England’s final-day victory did not come close to matching the tension of their previous win in Cape Town, with more than two full sessions rather than a handful of overs remaining at the end and the result in no real doubt despite a 99-run stand for the final wicket.

But it did represent a considerable step forward for a side who have too often had to scramble for their successes.

Having won the toss they piled on a big first innings of 499 for nine declared and hunted as a group to dismiss the Proteas for 209 and 237.

It is a blueprint for how Root and head coach Chris Silverwood want their team to go about their business in the five-day game and was achieved with five players aged 24 or younger: Dom Sibley, Zak Crawley, Ollie Pope, Sam Curran and Dom Bess.

Having seen Sibley score a maiden century at Newlands there were two fresh landmark performances here, with Pope making an unbeaten 135 as well as taking six close catches and Bess picking up his maiden five-wicket haul in the first innings.

“I thought this was a brilliant template for us moving forward as a team: we made big first-innings runs and then really drove the game from that point onwards,” Root said.

“Seeing another two youngsters really step up to the plate in this game and make massive contributions is exactly what we’re after at the minute in terms of our development as a team, and fills the whole group with huge amounts of confidence.

  1. Dom Sibley
  2. Zak Crawley
  3. Ollie Pope
  4. Sam Curran
  5. Dom Bess
“We are really clear about how we want to play moving forward and everyone has really bought into that. When you have a group of players working towards something collectively you have got a really good chance of making it happen.

“There’s going to be bumps in the road and we’re going to get it wrong on occasions, especially with a young group of players. We’re very much at the start of the journey.

“But as long as the group is willing to learn and put it in time and time again – doing the things that aren’t necessarily the most flattering, the difficult things to do in Test cricket – then we’ll be fine.”

Of all the fresh faces in the current side Pope looks best placed to become a fixture for years to come and Root did nothing to dampen the expectation around a player who has long been touted as a star in the making.

“I think Ollie’s a wonderful player, I really do. I think he’s smart, he reads the game very well, reads situations very well as we’ve already seen in his short international career,” he said.

“I couldn’t be more pleased that he’s sat here with a hundred under his belt already and I want to see another couple at least throughout this winter because he’s more than capable of going on and breaking a number of records for England.”

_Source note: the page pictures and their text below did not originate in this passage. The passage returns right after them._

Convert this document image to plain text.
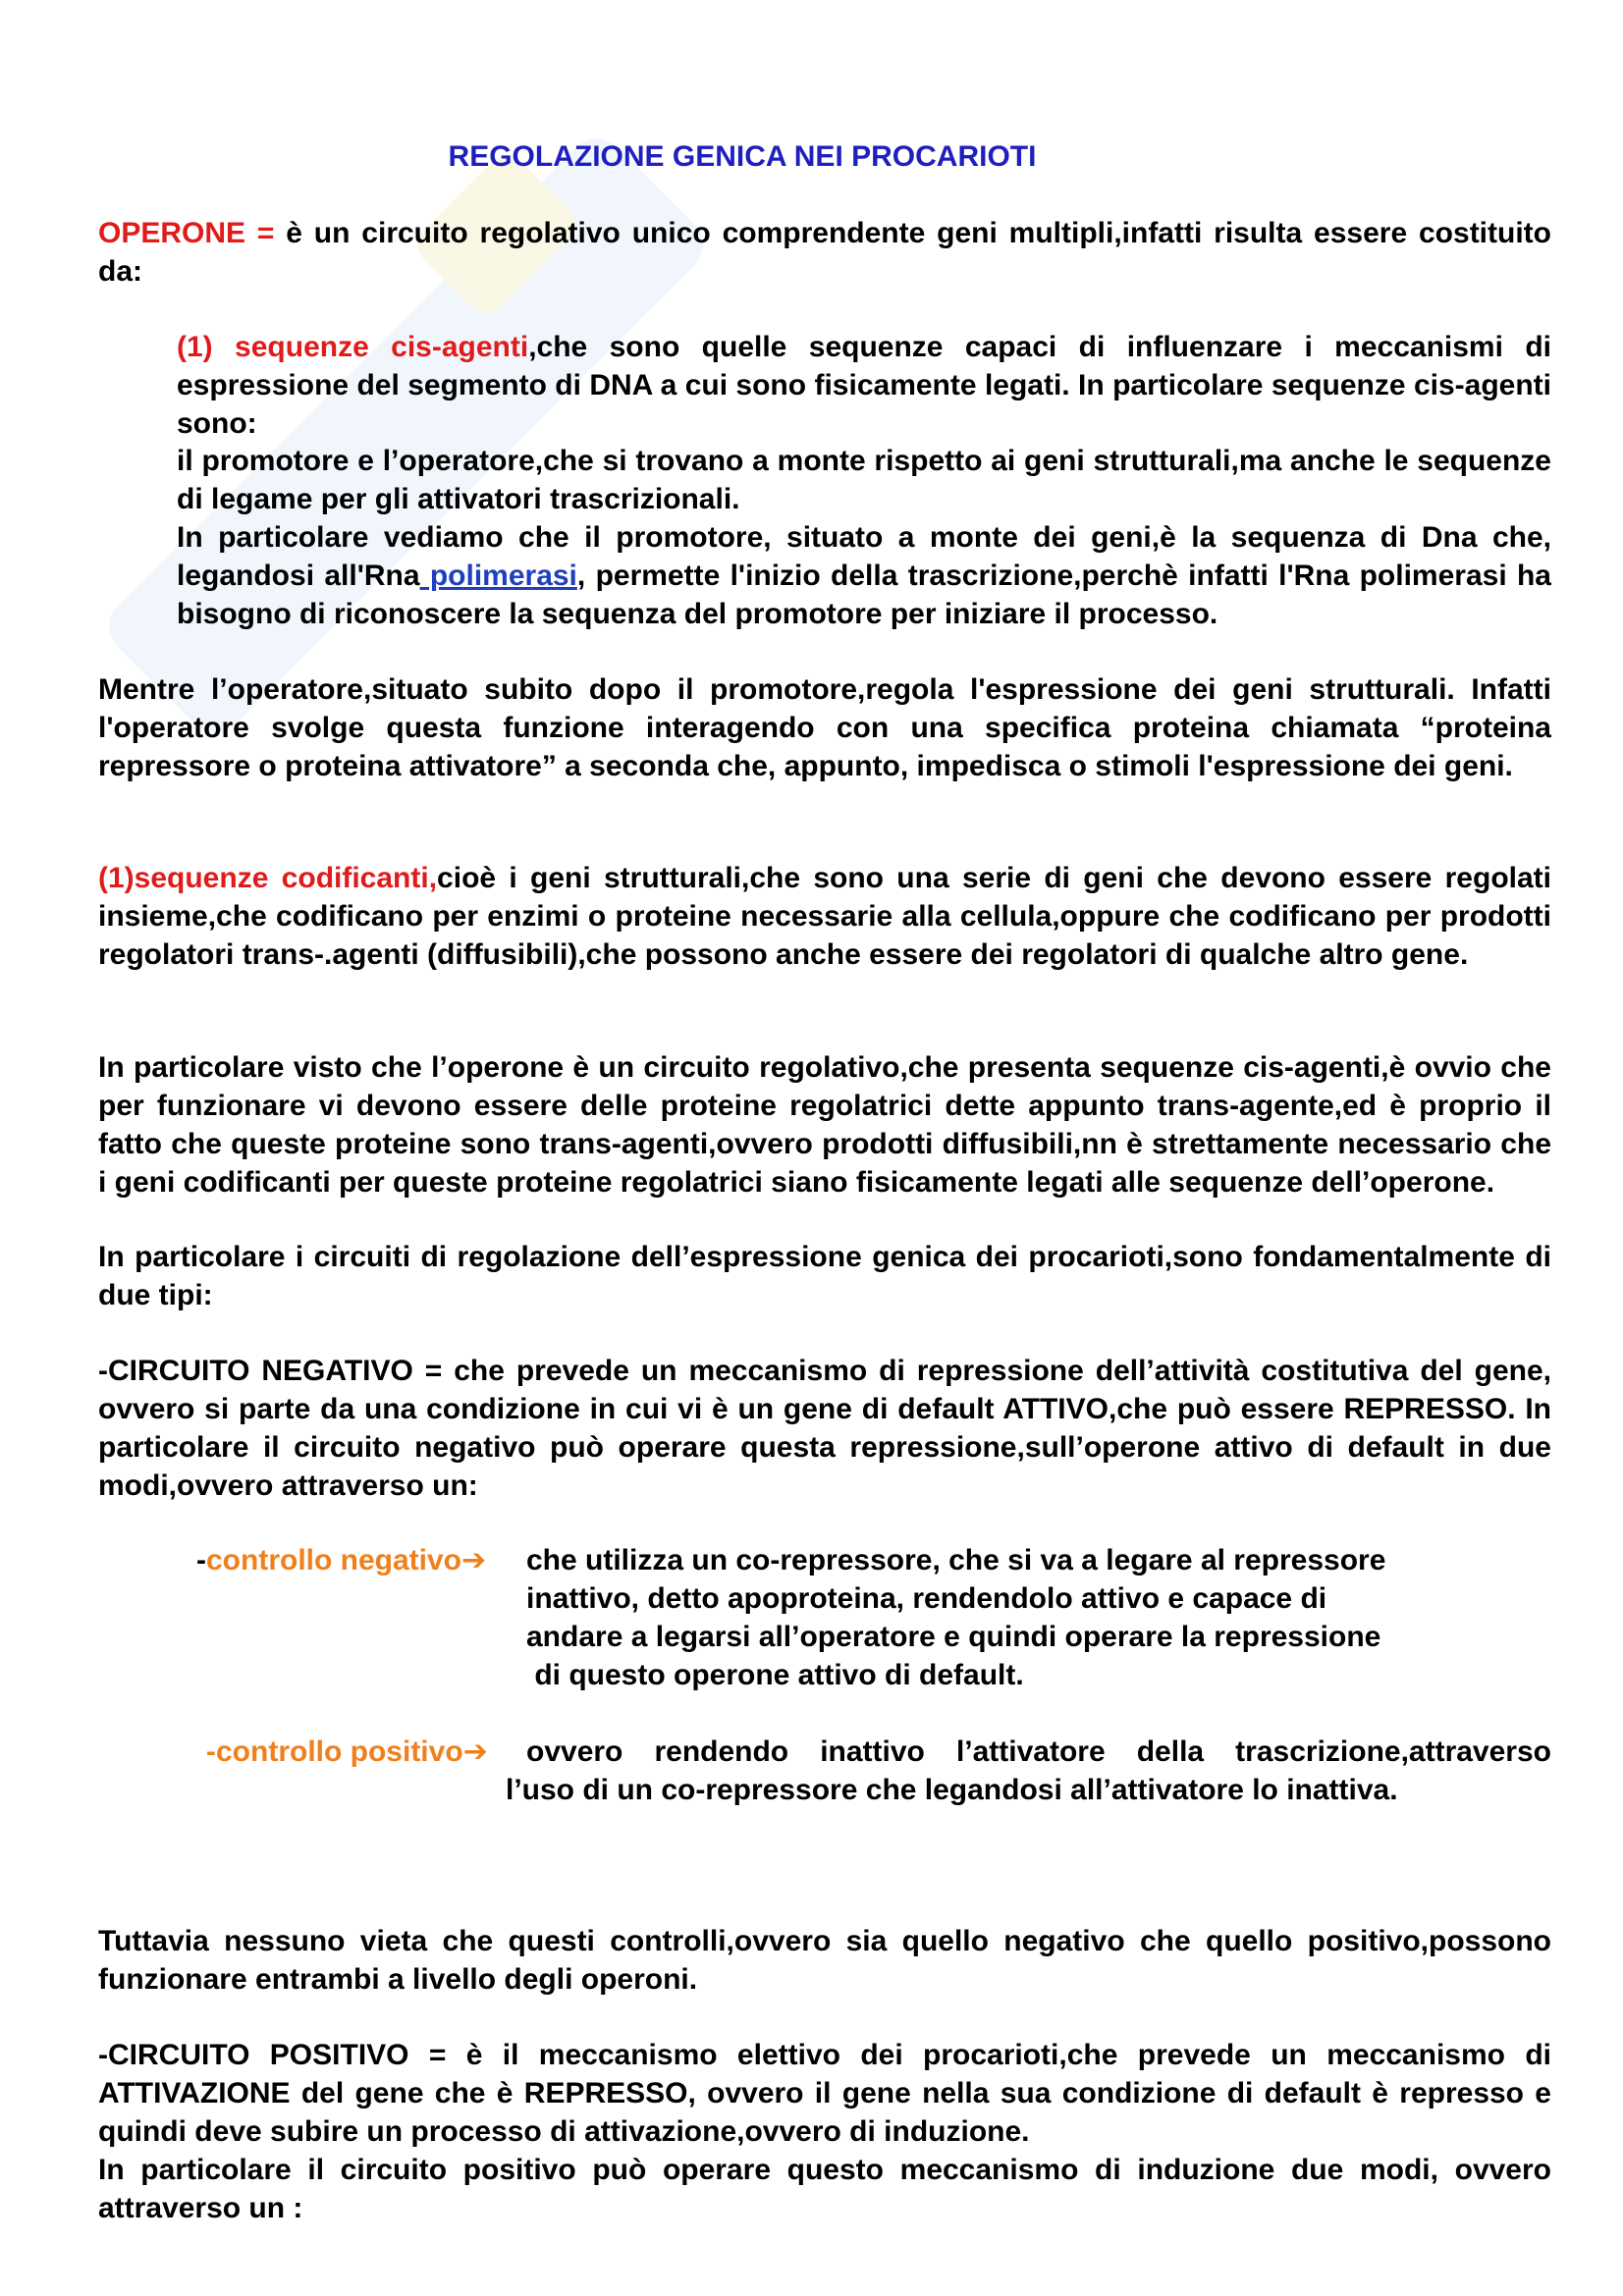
REGOLAZIONE GENICA NEI PROCARIOTI
OPERONE = è un circuito regolativo unico comprendente geni multipli,infatti risulta essere costituito da:
(1) sequenze cis-agenti,che sono quelle sequenze capaci di influenzare i meccanismi di espressione del segmento di DNA a cui sono fisicamente legati. In particolare sequenze cis-agenti sono:
il promotore e l’operatore,che si trovano a monte rispetto ai geni strutturali,ma anche le sequenze di legame per gli attivatori trascrizionali.
In particolare vediamo che il promotore, situato a monte dei geni,è la sequenza di Dna che, legandosi all'Rna polimerasi, permette l'inizio della trascrizione,perchè infatti l'Rna polimerasi ha bisogno di riconoscere la sequenza del promotore per iniziare il processo.
Mentre l’operatore,situato subito dopo il promotore,regola l'espressione dei geni strutturali. Infatti l'operatore svolge questa funzione interagendo con una specifica proteina chiamata “proteina repressore o proteina attivatore” a seconda che, appunto, impedisca o stimoli l'espressione dei geni.
(1)sequenze codificanti,cioè i geni strutturali,che sono una serie di geni che devono essere regolati insieme,che codificano per enzimi o proteine necessarie alla cellula,oppure che codificano per prodotti regolatori trans-.agenti (diffusibili),che possono anche essere dei regolatori di qualche altro gene.
In particolare visto che l’operone è un circuito regolativo,che presenta sequenze cis-agenti,è ovvio che per funzionare vi devono essere delle proteine regolatrici dette appunto trans-agente,ed è proprio il fatto che queste proteine sono trans-agenti,ovvero prodotti diffusibili,nn è strettamente necessario che i geni codificanti per queste proteine regolatrici siano fisicamente legati alle sequenze dell’operone.
In particolare i circuiti di regolazione dell’espressione genica dei procarioti,sono fondamentalmente di due tipi:
-CIRCUITO NEGATIVO = che prevede un meccanismo di repressione dell’attività costitutiva del gene, ovvero si parte da una condizione in cui vi è un gene di default ATTIVO,che può essere REPRESSO. In particolare il circuito negativo può operare questa repressione,sull’operone attivo di default in due modi,ovvero attraverso un:
-controllo negativo➔ che utilizza un co-repressore, che si va a legare al repressore
inattivo, detto apoproteina, rendendolo attivo e capace di
andare a legarsi all’operatore e quindi operare la repressione
di questo operone attivo di default.
-controllo positivo➔ ovvero rendendo inattivo l’attivatore della trascrizione,attraverso
l’uso di un co-repressore che legandosi all’attivatore lo inattiva.
Tuttavia nessuno vieta che questi controlli,ovvero sia quello negativo che quello positivo,possono funzionare entrambi a livello degli operoni.
-CIRCUITO POSITIVO = è il meccanismo elettivo dei procarioti,che prevede un meccanismo di ATTIVAZIONE del gene che è REPRESSO, ovvero il gene nella sua condizione di default è represso e quindi deve subire un processo di attivazione,ovvero di induzione.
In particolare il circuito positivo può operare questo meccanismo di induzione due modi, ovvero attraverso un :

It took just under two hours to claim the last four wickets England needed at St George’s Park, with Stuart Broad, Mark Wood and Bess all striking before a highly improbable 10th-wicket partnership between Keshav Maharaj and Dane Paterson.

Maharaj hammered 71 and Paterson chipped in with 39 not out, with Root’s attempts to turn his career-best four wickets into a first five-for ending in a barrage of boundaries and Test record equalling 28 runs off his final over.

In the end it took Curran’s opportunistic run out of Maharaj to start the celebrations, but Root was never concerned by the late flurry.

“It’s a very difficult situation to captain because there’s no method to where the ball is going,” he said.

“It is easy to look at the last hour too closely but we’ll look at the four days that preceded it: we were outstanding, and that’s what we will concentrate on. We were very clinical in the areas we needed to be, and for us to be sat here 2-1 up, that is the most important thing.”

As for his doomed pursuit of a final wicket, he laughed: “My last five-for was in league cricket playing for Sheffield Collegiate. I think I got eight, but I’ve been a long way off that for a long time. It would have been nice to get it today but I’m not really bothered to be fair.”